Six years ago, a light bulb went off in someone’s head in the Mumbai Cricket Association and they got in Jeff Thomson, the legendary Australian pacer whose idea of preparing for a cricket series during his career was to chase down pigs. The humid October sun was roasting him through his sun hat but the man who “didn’t bowl your little outswingers” was in a conversation with Shardul Thakur. Later as he sauntered beyond the boundary, Thommo would say he had spoken about the need for aggression in line, length, pace, demeanour and body language to all the Mumbai pacers. “This kid, they tell me, likes to bowl bouncers,” and the gaze of the man infamous for crash-landing batsmen in hospitals was focused at Thakur.
They were right. There have been Indian bowlers who have used bouncers effectively as a wicket-taking weapon but Thakur is a rarity; he loves to get it to snarl at the batsmen’s head. It would be hard to find a Ranji batsman whose head hasn’t been under threat from him. At times, he couldn’t drop the bouncer-addiction and would suffuse a spell with so many bouncers that one would lose count. Luckily, the broadcasters kept count in the Brisbane Test match – a whopping 84 per cent of Thakur’s deliveries in the final session of the fourth day were pretty short in length. And this when he is visibly slower after a slew of injuries threatened to waylay his career.
At one point, a couple of Indian players including Rishabh Pant seemingly intervened to tell him to go easy at Pat Cummins. On air on SonyLiv, Mohammad Kaif asked the producers to replay the visuals so that he could lip-read Thakur. “He is telling Pant, nahin, I will bounce him,” and reminded us that Cummins had bowled a few at Thakur. For a man who doesn’t even need a reason to bounce at batsmen, the payback urge would have been impossible to resist.
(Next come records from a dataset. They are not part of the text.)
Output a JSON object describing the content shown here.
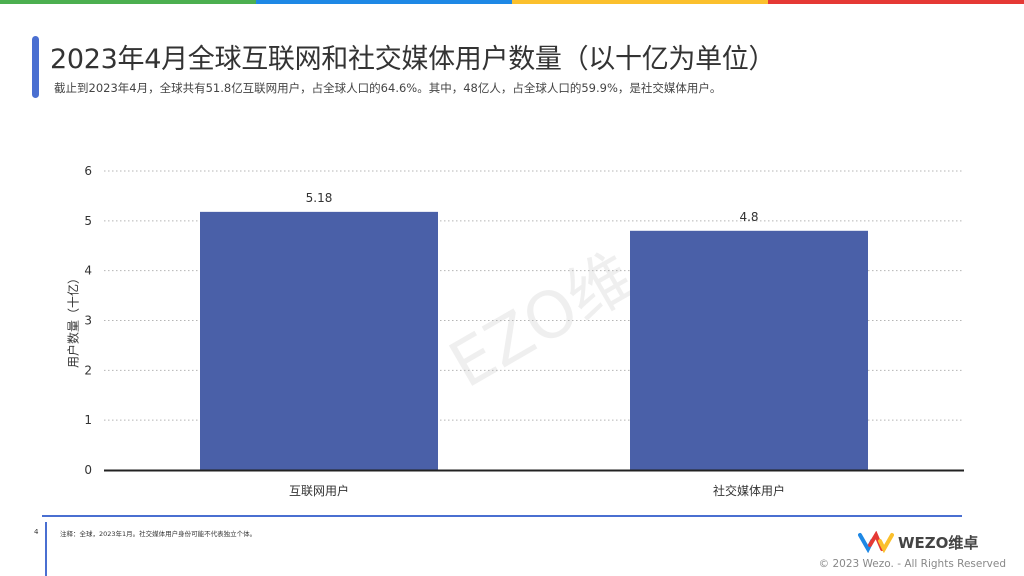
{
  "header": {
    "title": "2023年4月全球互联网和社交媒体用户数量（以十亿为单位）",
    "subtitle": "截止到2023年4月，全球共有51.8亿互联网用户，占全球人口的64.6%。其中，48亿人，占全球人口的59.9%，是社交媒体用户。"
  },
  "colors": {
    "accent": "#4a6fd1",
    "bar": "#4a60a8",
    "topbar": [
      "#4caf50",
      "#1e88e5",
      "#fbc02d",
      "#e53935"
    ]
  },
  "chart_data": {
    "type": "bar",
    "categories": [
      "互联网用户",
      "社交媒体用户"
    ],
    "values": [
      5.18,
      4.8
    ],
    "value_labels": [
      "5.18",
      "4.8"
    ],
    "ylabel": "用户数量（十亿）",
    "ylim": [
      0,
      6
    ],
    "yticks": [
      0,
      1,
      2,
      3,
      4,
      5,
      6
    ],
    "grid": true,
    "legend": "none"
  },
  "watermark": "EZO维",
  "footer": {
    "page_number": "4",
    "note": "注释：全球，2023年1月。社交媒体用户身份可能不代表独立个体。",
    "logo_text": "WEZO维卓",
    "copyright": "© 2023 Wezo. - All Rights Reserved"
  }
}
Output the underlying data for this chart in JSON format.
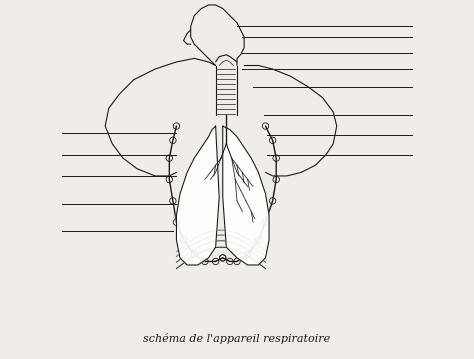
{
  "bg_color": "#f0ede8",
  "line_color": "#1a1a1a",
  "caption": "schéma de l'appareil respiratoire",
  "caption_fontsize": 8,
  "fig_width": 4.74,
  "fig_height": 3.59,
  "dpi": 100
}
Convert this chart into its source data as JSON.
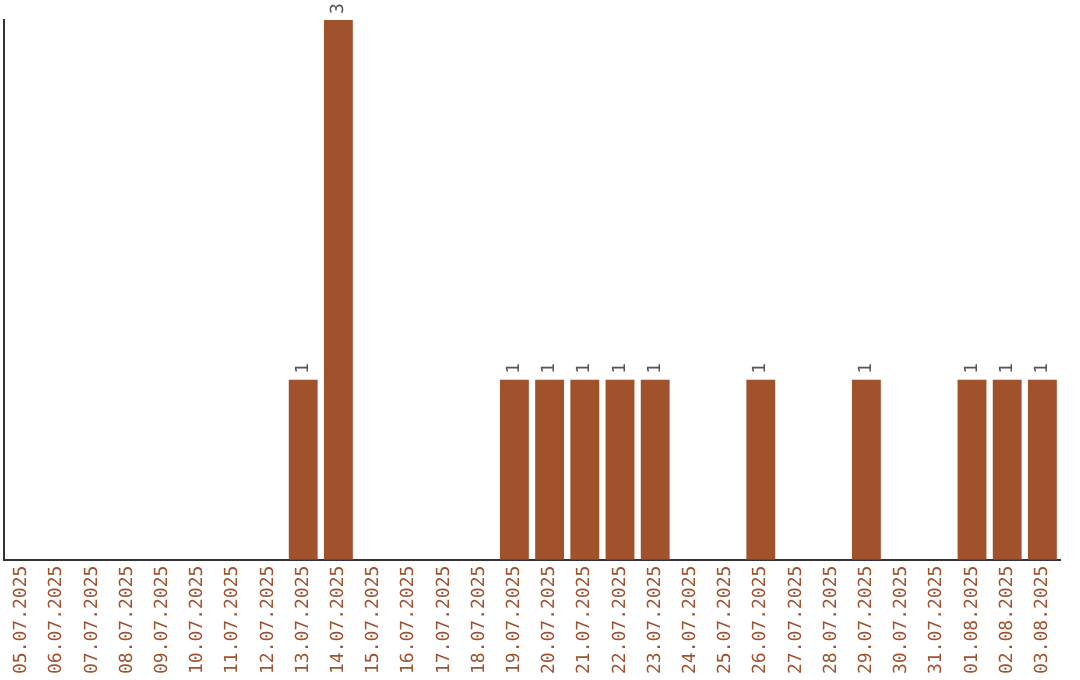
{
  "chart_data": {
    "type": "bar",
    "categories": [
      "05.07.2025",
      "06.07.2025",
      "07.07.2025",
      "08.07.2025",
      "09.07.2025",
      "10.07.2025",
      "11.07.2025",
      "12.07.2025",
      "13.07.2025",
      "14.07.2025",
      "15.07.2025",
      "16.07.2025",
      "17.07.2025",
      "18.07.2025",
      "19.07.2025",
      "20.07.2025",
      "21.07.2025",
      "22.07.2025",
      "23.07.2025",
      "24.07.2025",
      "25.07.2025",
      "26.07.2025",
      "27.07.2025",
      "28.07.2025",
      "29.07.2025",
      "30.07.2025",
      "31.07.2025",
      "01.08.2025",
      "02.08.2025",
      "03.08.2025"
    ],
    "values": [
      0,
      0,
      0,
      0,
      0,
      0,
      0,
      0,
      1,
      3,
      0,
      0,
      0,
      0,
      1,
      1,
      1,
      1,
      1,
      0,
      0,
      1,
      0,
      0,
      1,
      0,
      0,
      1,
      1,
      1
    ],
    "value_labels": [
      null,
      null,
      null,
      null,
      null,
      null,
      null,
      null,
      "1",
      "3",
      null,
      null,
      null,
      null,
      "1",
      "1",
      "1",
      "1",
      "1",
      null,
      null,
      "1",
      null,
      null,
      "1",
      null,
      null,
      "1",
      "1",
      "1"
    ],
    "color": "#a0522d",
    "grid": false,
    "legend": false
  }
}
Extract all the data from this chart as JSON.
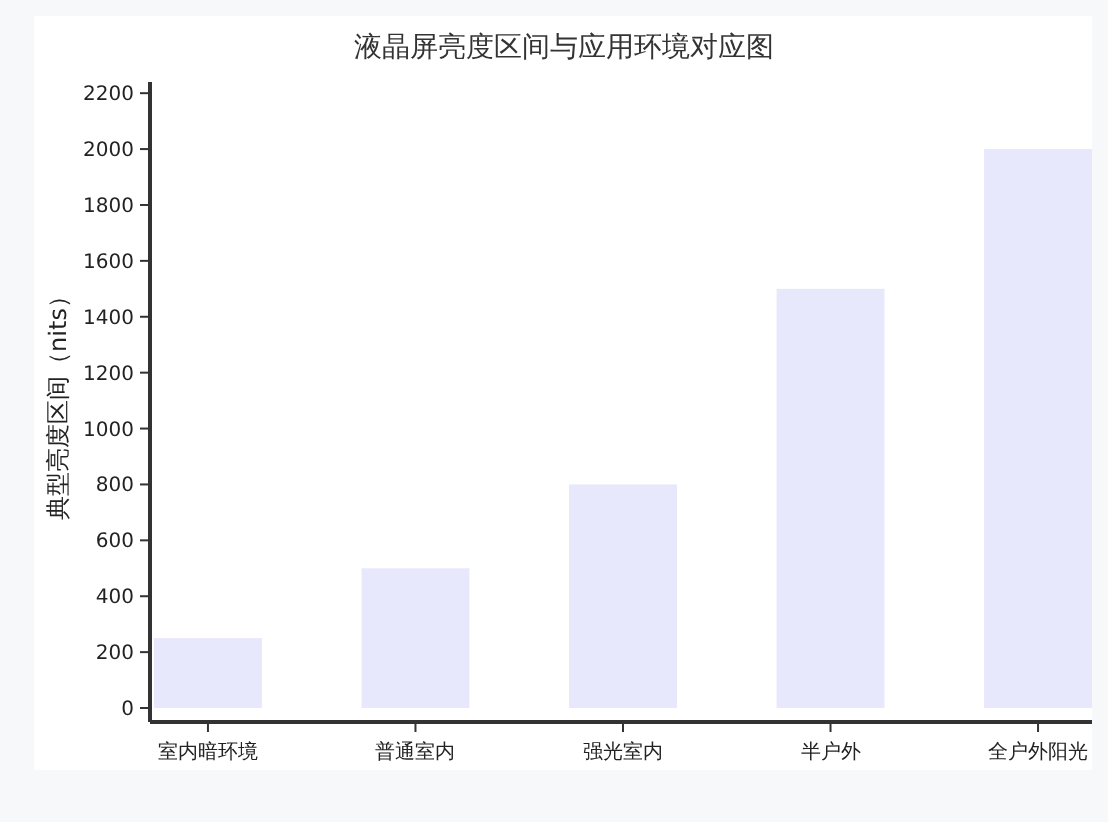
{
  "chart_data": {
    "type": "bar",
    "title": "液晶屏亮度区间与应用环境对应图",
    "ylabel": "典型亮度区间（nits）",
    "categories": [
      "室内暗环境",
      "普通室内",
      "强光室内",
      "半户外",
      "全户外阳光"
    ],
    "values": [
      250,
      500,
      800,
      1500,
      2000
    ],
    "color": "#e8e8fc",
    "ylim": [
      -50,
      2240
    ],
    "yticks": [
      0,
      200,
      400,
      600,
      800,
      1000,
      1200,
      1400,
      1600,
      1800,
      2000,
      2200
    ],
    "grid": false
  }
}
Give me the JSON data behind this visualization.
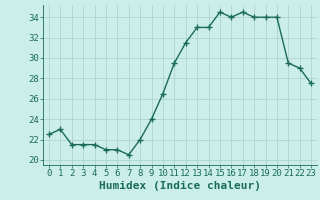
{
  "x": [
    0,
    1,
    2,
    3,
    4,
    5,
    6,
    7,
    8,
    9,
    10,
    11,
    12,
    13,
    14,
    15,
    16,
    17,
    18,
    19,
    20,
    21,
    22,
    23
  ],
  "y": [
    22.5,
    23.0,
    21.5,
    21.5,
    21.5,
    21.0,
    21.0,
    20.5,
    22.0,
    24.0,
    26.5,
    29.5,
    31.5,
    33.0,
    33.0,
    34.5,
    34.0,
    34.5,
    34.0,
    34.0,
    34.0,
    29.5,
    29.0,
    27.5
  ],
  "line_color": "#1a6b5a",
  "marker": "+",
  "bg_color": "#cceee8",
  "grid_color_major": "#aacccc",
  "grid_color_minor": "#bbdddd",
  "xlabel": "Humidex (Indice chaleur)",
  "xlim": [
    -0.5,
    23.5
  ],
  "ylim": [
    19.5,
    35.2
  ],
  "yticks": [
    20,
    22,
    24,
    26,
    28,
    30,
    32,
    34
  ],
  "xticks": [
    0,
    1,
    2,
    3,
    4,
    5,
    6,
    7,
    8,
    9,
    10,
    11,
    12,
    13,
    14,
    15,
    16,
    17,
    18,
    19,
    20,
    21,
    22,
    23
  ],
  "font_color": "#1a6b5a",
  "tick_fontsize": 6.5,
  "label_fontsize": 8,
  "linewidth": 1.0,
  "markersize": 4,
  "markeredgewidth": 1.0
}
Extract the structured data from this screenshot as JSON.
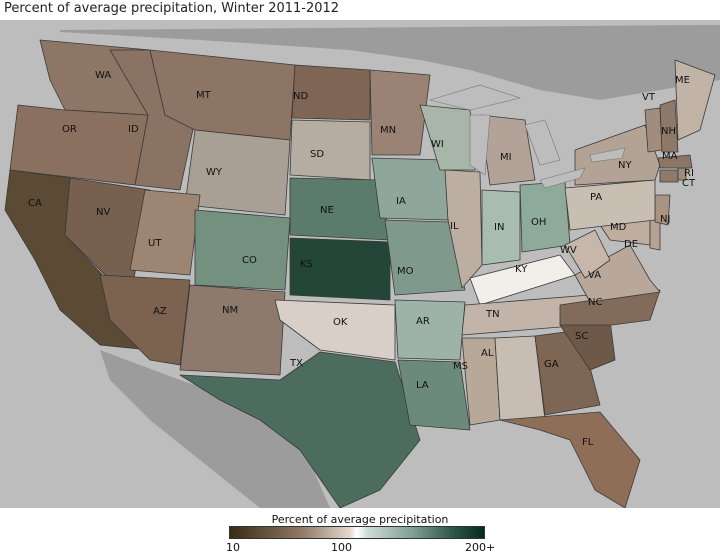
{
  "title": "Percent of average precipitation, Winter 2011-2012",
  "legend": {
    "title": "Percent of average precipitation",
    "ticks": [
      "10",
      "100",
      "200+"
    ],
    "colors": [
      "#3a2a16",
      "#8f7865",
      "#e3d7cc",
      "#ffffff",
      "#cfdcd6",
      "#7f9e92",
      "#052a1c"
    ]
  },
  "states": {
    "WA": "WA",
    "OR": "OR",
    "CA": "CA",
    "ID": "ID",
    "NV": "NV",
    "MT": "MT",
    "WY": "WY",
    "UT": "UT",
    "AZ": "AZ",
    "CO": "CO",
    "NM": "NM",
    "ND": "ND",
    "SD": "SD",
    "NE": "NE",
    "KS": "KS",
    "OK": "OK",
    "TX": "TX",
    "MN": "MN",
    "IA": "IA",
    "MO": "MO",
    "AR": "AR",
    "LA": "LA",
    "WI": "WI",
    "IL": "IL",
    "MI": "MI",
    "IN": "IN",
    "OH": "OH",
    "KY": "KY",
    "TN": "TN",
    "MS": "MS",
    "AL": "AL",
    "GA": "GA",
    "FL": "FL",
    "SC": "SC",
    "NC": "NC",
    "VA": "VA",
    "WV": "WV",
    "MD": "MD",
    "DE": "DE",
    "NJ": "NJ",
    "PA": "PA",
    "NY": "NY",
    "CT": "CT",
    "RI": "RI",
    "MA": "MA",
    "VT": "VT",
    "NH": "NH",
    "ME": "ME"
  }
}
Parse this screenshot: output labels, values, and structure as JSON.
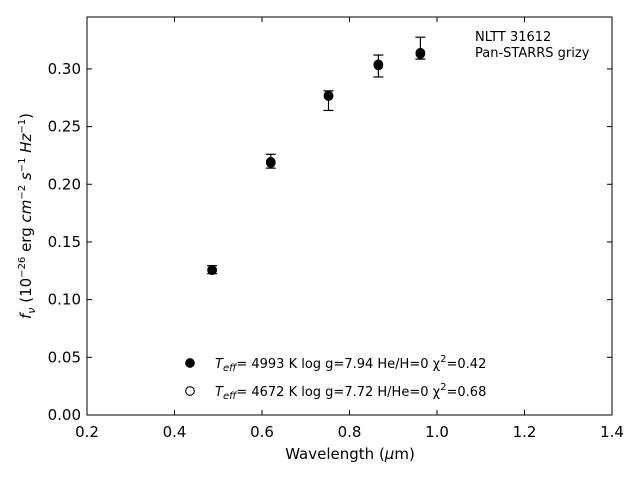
{
  "chart_data": {
    "type": "scatter",
    "title": "",
    "xlabel": "Wavelength (μm)",
    "ylabel": "fν (10⁻²⁶ erg cm⁻² s⁻¹ Hz⁻¹)",
    "xlim": [
      0.2,
      1.4
    ],
    "ylim": [
      0.0,
      0.345
    ],
    "x_ticks": [
      0.2,
      0.4,
      0.6,
      0.8,
      1.0,
      1.2,
      1.4
    ],
    "x_tick_labels": [
      "0.2",
      "0.4",
      "0.6",
      "0.8",
      "1.0",
      "1.2",
      "1.4"
    ],
    "y_ticks": [
      0.0,
      0.05,
      0.1,
      0.15,
      0.2,
      0.25,
      0.3
    ],
    "y_tick_labels": [
      "0.00",
      "0.05",
      "0.10",
      "0.15",
      "0.20",
      "0.25",
      "0.30"
    ],
    "grid": false,
    "ticks_direction": "in",
    "annotation": [
      "NLTT 31612",
      "Pan-STARRS grizy"
    ],
    "annotation_placement": "top-right",
    "observed": {
      "marker": "errorbar",
      "x": [
        0.486,
        0.62,
        0.752,
        0.866,
        0.962
      ],
      "y": [
        0.126,
        0.22,
        0.2725,
        0.3025,
        0.318
      ],
      "yerr": [
        0.0035,
        0.006,
        0.0085,
        0.0095,
        0.0095
      ]
    },
    "series": [
      {
        "marker": "filled-circle",
        "legend": {
          "teff_label": "T",
          "teff_sub": "eff",
          "text": "=  4993 K  log g=7.94  He/H=0  χ",
          "chi_sup": "2",
          "chi_val": "=0.42"
        },
        "x": [
          0.486,
          0.62,
          0.752,
          0.866,
          0.962
        ],
        "y": [
          0.1255,
          0.2195,
          0.277,
          0.304,
          0.314
        ]
      },
      {
        "marker": "open-circle",
        "legend": {
          "teff_label": "T",
          "teff_sub": "eff",
          "text": "=  4672 K  log g=7.72  H/He=0  χ",
          "chi_sup": "2",
          "chi_val": "=0.68"
        },
        "x": [
          0.486,
          0.62,
          0.752,
          0.866,
          0.962
        ],
        "y": [
          0.1258,
          0.2185,
          0.2765,
          0.303,
          0.313
        ]
      }
    ],
    "legend_placement": "lower-center",
    "colors": {
      "marker": "#000000",
      "axis": "#000000",
      "background": "#ffffff"
    }
  }
}
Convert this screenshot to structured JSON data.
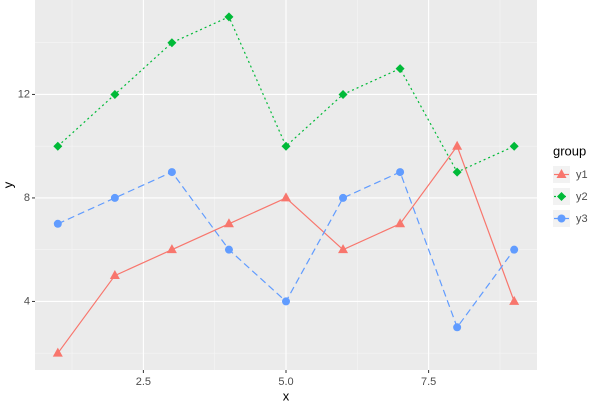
{
  "chart_data": {
    "type": "line",
    "x_label": "x",
    "y_label": "y",
    "x": [
      1,
      2,
      3,
      4,
      5,
      6,
      7,
      8,
      9
    ],
    "series": [
      {
        "name": "y1",
        "color": "#F8766D",
        "linetype": "solid",
        "shape": "triangle",
        "values": [
          2,
          5,
          6,
          7,
          8,
          6,
          7,
          10,
          4
        ]
      },
      {
        "name": "y2",
        "color": "#00BA38",
        "linetype": "dotted",
        "shape": "diamond",
        "values": [
          10,
          12,
          14,
          15,
          10,
          12,
          13,
          9,
          10
        ]
      },
      {
        "name": "y3",
        "color": "#619CFF",
        "linetype": "dashed",
        "shape": "circle",
        "values": [
          7,
          8,
          9,
          6,
          4,
          8,
          9,
          3,
          6
        ]
      }
    ],
    "legend_title": "group",
    "legend_position": "right",
    "xlim": [
      0.6,
      9.4
    ],
    "xticks": [
      2.5,
      {
        "value": 5,
        "label": "5.0"
      },
      7.5
    ],
    "ylim": [
      1.35,
      15.65
    ],
    "yticks": [
      4,
      8,
      12
    ],
    "grid": true
  }
}
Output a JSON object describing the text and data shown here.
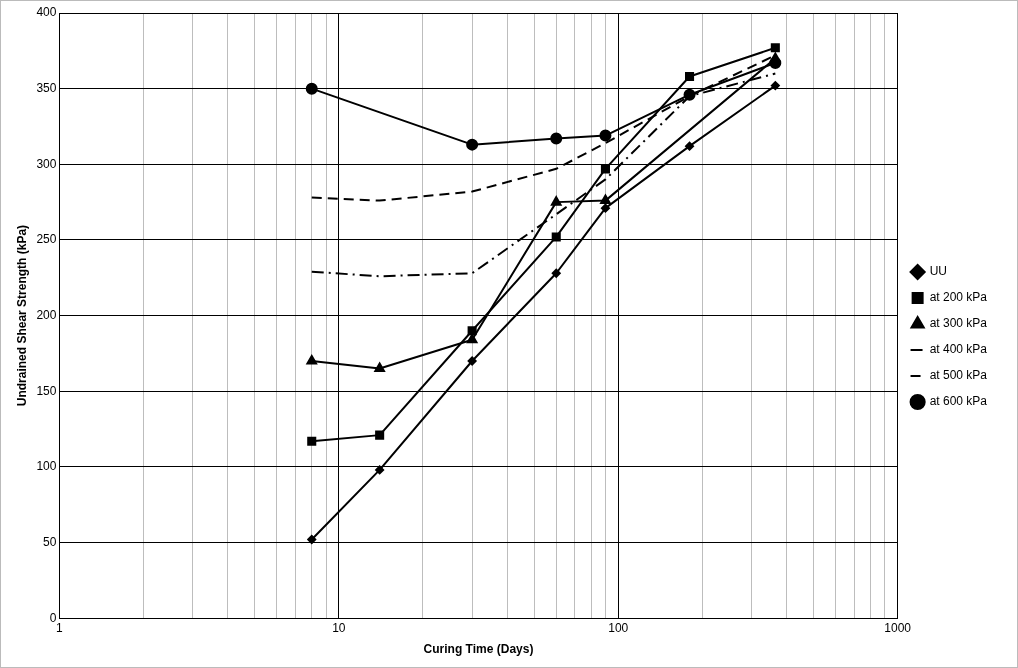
{
  "chart_data": {
    "type": "line",
    "xlabel": "Curing Time (Days)",
    "ylabel": "Undrained Shear Strength (kPa)",
    "x": [
      8,
      14,
      30,
      60,
      90,
      180,
      365
    ],
    "series": [
      {
        "name": "UU",
        "color": "#000000",
        "marker": "diamond",
        "line_style": "solid",
        "values": [
          52,
          98,
          170,
          228,
          271,
          312,
          352
        ]
      },
      {
        "name": "at 200 kPa",
        "color": "#000000",
        "marker": "square",
        "line_style": "solid",
        "values": [
          117,
          121,
          190,
          252,
          297,
          358,
          377
        ]
      },
      {
        "name": "at 300 kPa",
        "color": "#000000",
        "marker": "triangle",
        "line_style": "solid",
        "values": [
          170,
          165,
          184,
          275,
          276,
          null,
          370
        ]
      },
      {
        "name": "at 400 kPa",
        "color": "#000000",
        "marker": "none",
        "line_style": "dashdot",
        "values": [
          229,
          226,
          228,
          267,
          290,
          345,
          360
        ]
      },
      {
        "name": "at 500 kPa",
        "color": "#000000",
        "marker": "none",
        "line_style": "dashed",
        "values": [
          278,
          276,
          282,
          297,
          314,
          345,
          372
        ]
      },
      {
        "name": "at 600 kPa",
        "color": "#000000",
        "marker": "circle",
        "line_style": "solid",
        "values": [
          350,
          null,
          313,
          317,
          319,
          346,
          367
        ]
      }
    ],
    "log": "x",
    "xlim": [
      1,
      1000
    ],
    "xticks": [
      1,
      {
        "value": 2,
        "label": null
      },
      {
        "value": 3,
        "label": null
      },
      {
        "value": 4,
        "label": null
      },
      {
        "value": 5,
        "label": null
      },
      {
        "value": 6,
        "label": null
      },
      {
        "value": 7,
        "label": null
      },
      {
        "value": 8,
        "label": null
      },
      {
        "value": 9,
        "label": null
      },
      10,
      {
        "value": 20,
        "label": null
      },
      {
        "value": 30,
        "label": null
      },
      {
        "value": 40,
        "label": null
      },
      {
        "value": 50,
        "label": null
      },
      {
        "value": 60,
        "label": null
      },
      {
        "value": 70,
        "label": null
      },
      {
        "value": 80,
        "label": null
      },
      {
        "value": 90,
        "label": null
      },
      100,
      {
        "value": 200,
        "label": null
      },
      {
        "value": 300,
        "label": null
      },
      {
        "value": 400,
        "label": null
      },
      {
        "value": 500,
        "label": null
      },
      {
        "value": 600,
        "label": null
      },
      {
        "value": 700,
        "label": null
      },
      {
        "value": 800,
        "label": null
      },
      {
        "value": 900,
        "label": null
      },
      1000
    ],
    "ylim": [
      0,
      400
    ],
    "yticks": [
      0,
      50,
      100,
      150,
      200,
      250,
      300,
      350,
      400
    ],
    "grid": true,
    "legend": "right"
  }
}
On the second day too, after lunch, he had tried them but ended up spraying them with width and when he went in for tea, it’s learnt that the pacer got a gentle spray from the think tank. It hasn’t deterred him in the past and on evidence of what we saw on the fourth day, it is unlikely to do so in the future.
Lack of height an advantage
Even though he isn’t as pacy as before, Thakur doesn’t let go of his obsession because he knows he has the ability to direct his bouncers when in rhythm. His height is an important ally. He is relatively short and unlike taller bowlers, he can bang it in his half and still get it to rear at batsmen’s head. A luxury that taller bowlers don’t have. The easiest thing for a bowler gunning for a bouncer is to hurl it into the middle of the pitch. Bang it in. Fling it down, without worrying excessively about where they are landing it. But when taller bowlers do it, the bouncer can fly over the batsman’s head. They have to tweak their release point to target an area slightly fuller – and unnatural to an extent – to get the ball to stay under batsmen’s head. Zaheer Khan said as much when he mentioned Thakur’s “short” height as the secret behind the efficacy of the bouncers in a tea-time studio chat on SonyLiv. Thakur still has to direct it properly, have enough pace behind it, have a feel for it, of course, but his height does help.
Like it helped the great Malcolm Marshall. Whirring arms at release and the ability to skid his bouncers made him even more deadly, but so did his short stature. Youtube has enough destructive chunks to make us wince. Just one story would suffice. When he broke the Mike Gatting’s nose, he saw skeletal remains on the ball. “Funny thing is when I went to pick up the ball, there was a piece of bone. I was so scared that I dropped it, left it there,” once said Marshall, with a laugh, just after jesting, “at least it made him [Gatting] a lot better-looking man!” Luckily, Thakur didn’t leave any Australian scarred but did rattle a few.
Too good for Aussies
In years gone by, not many would have thought that an Indian from a village on the Mumbai-Ahmedabad rail corridor would one day make an Australian opener look silly. Marcus Harris ducked, took his eyes off the ball, and held his gloved hands above his head to a sharp bouncer from Thakur.
That had an element of surprise; not what transpired in the post-tea session. Repeatedly, Thakur banged them in to test out the Aussies’ technique and resolve. Tim Paine was slow on the hook and top-edged it to Pant. And he didn’t let up on the Australian bowlers just as they hadn’t gone easy on him.
One Indian in Brisbane would have been happy to see the aggression. Sunil Gavaskar has swayed out of plenty of missiles directed at him. Ten years back, in a Barbados press box, he was chatting with Andy Roberts. As the legendary pacer known for his two types of bouncers, walked away, Gavaskar would say, “Itna baat karta hai ab! (How much he talks now!) I just remember his cold stare, not a word he would say but my god, what a fearsome man he was.” It seemed as if he was talking to himself, trying to reconcile the present with the past. Gavaskar, who had clapped from first slip when a debutant Kapil Dev bowled his first bouncer in a Test in Pakistan, would have enjoyed the well-directed snarlers from Thakur, though probably not as much as the man who hurled them.